C linked list circular reference

Question

So I'm pretty new to C, but not to programming. I am trying to learn C and so I decided to try implementing a simple linked list.

Here is the code:

#include <stdio.h>

typedef struct node node;
struct node {
    char *word;
    node *next;
};

// Returns a node.
node node_new(char *word) {
    node n;
    n.word = word;
    n.next = NULL;
    return n;
}

// Traverses the linked list, spitting out the
// words onto the console.
void traverse(node *head) {
    node *cur = head;

    while (cur != NULL) {
        printf("I have %s.\n", cur->word);
        cur = cur->next;
    }

    printf("Done.\n");

    return;
}

// In here I get circular references whenever I pass a second argument.
void dynamic(int argc, char **argv) {
    printf("DYNAMIC:\n");

    node n = node_new("ROOT");
    node *cur = &n;

    int i;
    for (i = 0; i < argc; i++) {
        node next = node_new(argv[i]);
        cur->next = &next;
        cur = &next;
    }

    traverse(&n);
}

void predefined(void) {
    printf("PREDEFINED:\n");

    node n = node_new("ROOT");
    node a = node_new("A");
    node b = node_new("B");
    node c = node_new("C");

    n.next = &a;
    a.next = &b;
    b.next = &c;

    traverse(&n);
}

int main(int argc, char **argv) {
    predefined();
    dynamic(argc, argv);
    return 0;
}

If I just run it without arguments ("./test") the output is:

PREDEFINED:
I have ROOT.
I have A.
I have B.
I have C.
Done.
DYNAMIC:
I have ROOT.
I have ./test.
Done.

but if I put any arguments on, instead of "I have ./test." it gives an infinite loop of whatever the last argument on the command line was ("./test one two three" gives "i have three." over and over ignores the "one" and "two", but the preceding lines are the same).

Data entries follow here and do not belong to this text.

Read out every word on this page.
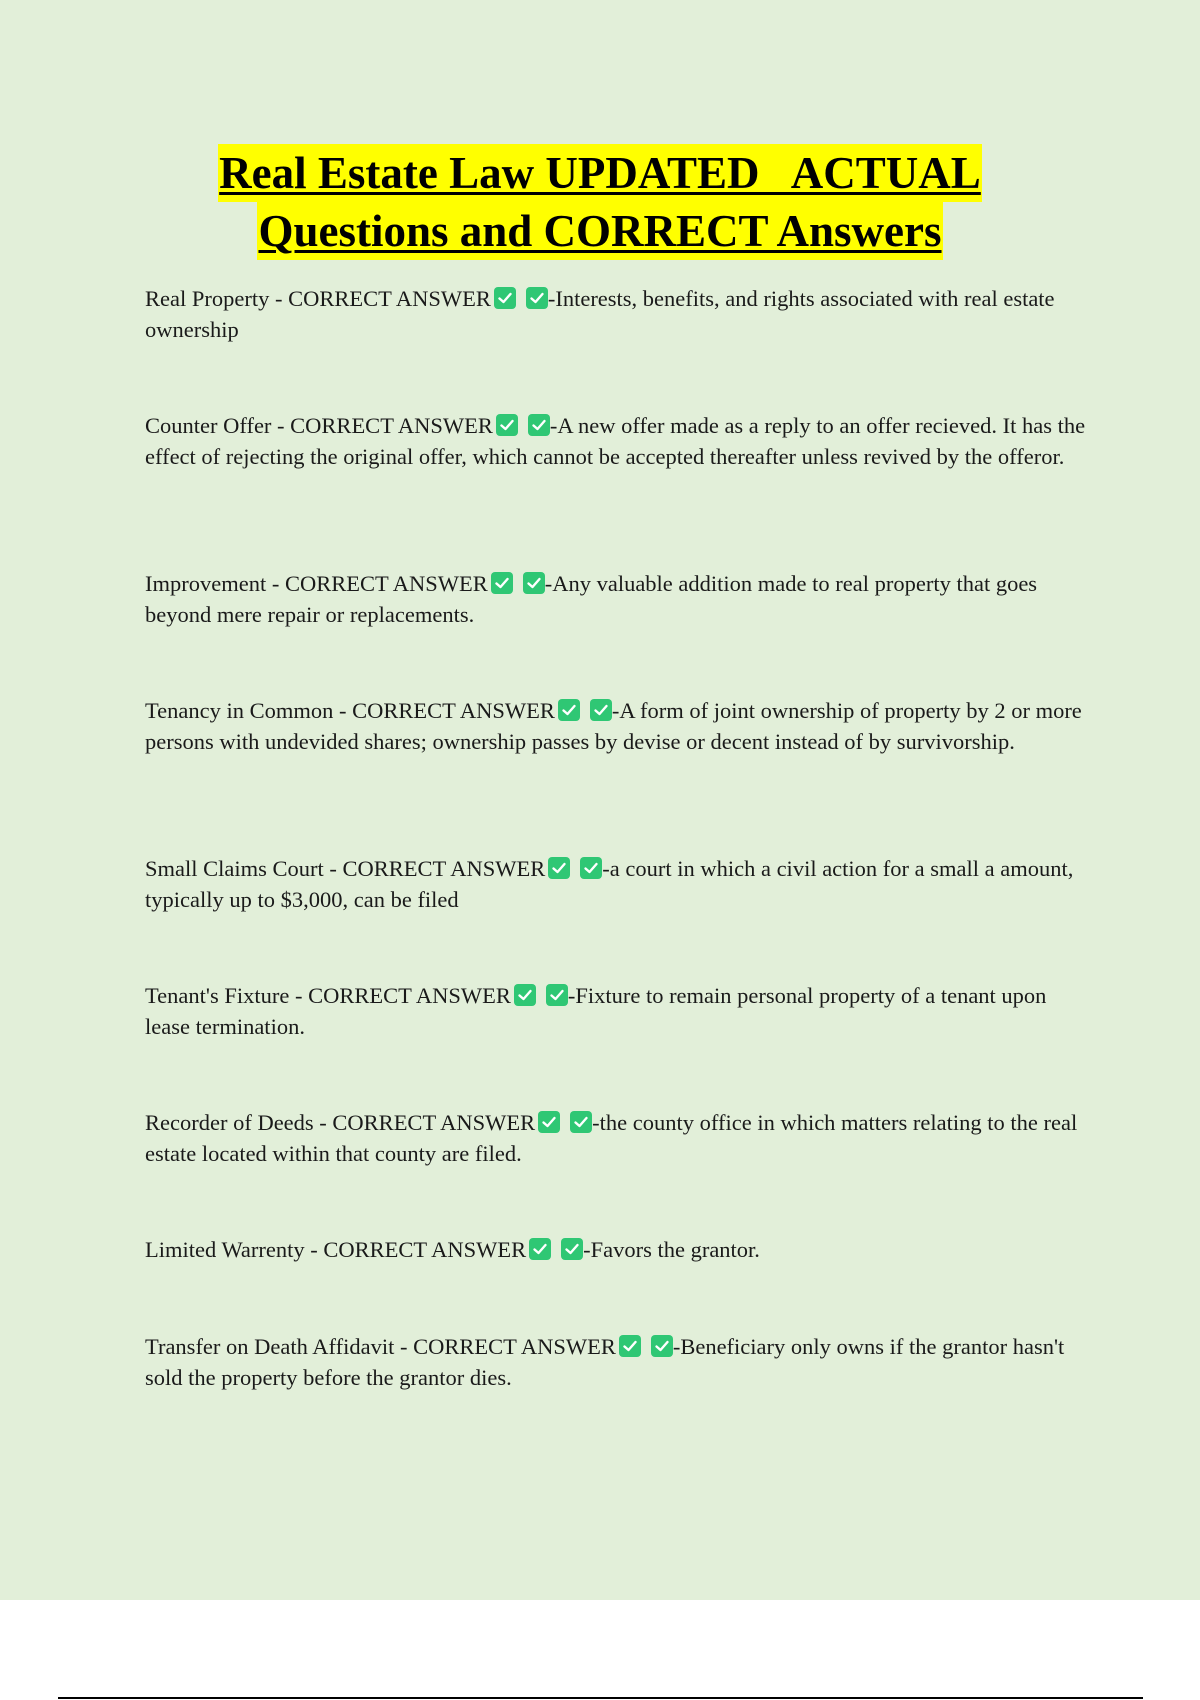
Real Estate Law UPDATED   ACTUAL
Questions and CORRECT Answers

Real Property - CORRECT ANSWER	-Interests, benefits, and rights associated with real estate ownership

Counter Offer - CORRECT ANSWER	-A new offer made as a reply to an offer recieved. It has the effect of rejecting the original offer, which cannot be accepted thereafter unless revived by the offeror.

Improvement - CORRECT ANSWER	-Any valuable addition made to real property that goes beyond mere repair or replacements.

Tenancy in Common - CORRECT ANSWER	-A form of joint ownership of property by 2 or more persons with undevided shares; ownership passes by devise or decent instead of by survivorship.

Small Claims Court - CORRECT ANSWER	-a court in which a civil action for a small a amount, typically up to $3,000, can be filed

Tenant's Fixture - CORRECT ANSWER	-Fixture to remain personal property of a tenant upon lease termination.

Recorder of Deeds - CORRECT ANSWER	-the county office in which matters relating to the real estate located within that county are filed.

Limited Warrenty - CORRECT ANSWER	-Favors the grantor.

Transfer on Death Affidavit - CORRECT ANSWER	-Beneficiary only owns if the grantor hasn't sold the property before the grantor dies.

I think it has to do with bad pointer management in the dynamic function, but I can't figure out why it's setting itself to its own "next" node.

Answer 1

The problem is here:

for (i = 0; i < argc; i++) {
    node next = node_new(argv[i]);
    cur->next = &next;
    cur = &next;
}

By allocating next like this, it remains tied to the stack and doesn't actually change address on each iteration. It should be a new object each time:

for (i = 0; i < argc; i++) {
    node *next = malloc (sizeof node);
    next->word = argv[i];
    next->next = NULL;
    cur->next = next;
    cur = next;
}

Also, node_new() can't be used because it doesn't allocate any lasting new memory either.

Answer 2

The problem is in your for loop. Every iteration uses the same memory location on the stack to store the next variable. So, effectively, the memory location given by &next is a constant for your entire for loop, and by the time you run traverse, that memory location contains last value of next.

Your for loop is equivalent to this version, which might shed more light:

int i;
node next;  // note this line
for (i = 0; i < argc; i++) {
    next = node_new(argv[i]);
    cur->next = &next;
    cur = &next;
}

You'll need to create new nodes on the heap, if you want to be able to pass their addresses around, or store their addresses in other data structures. Read up on malloc and free.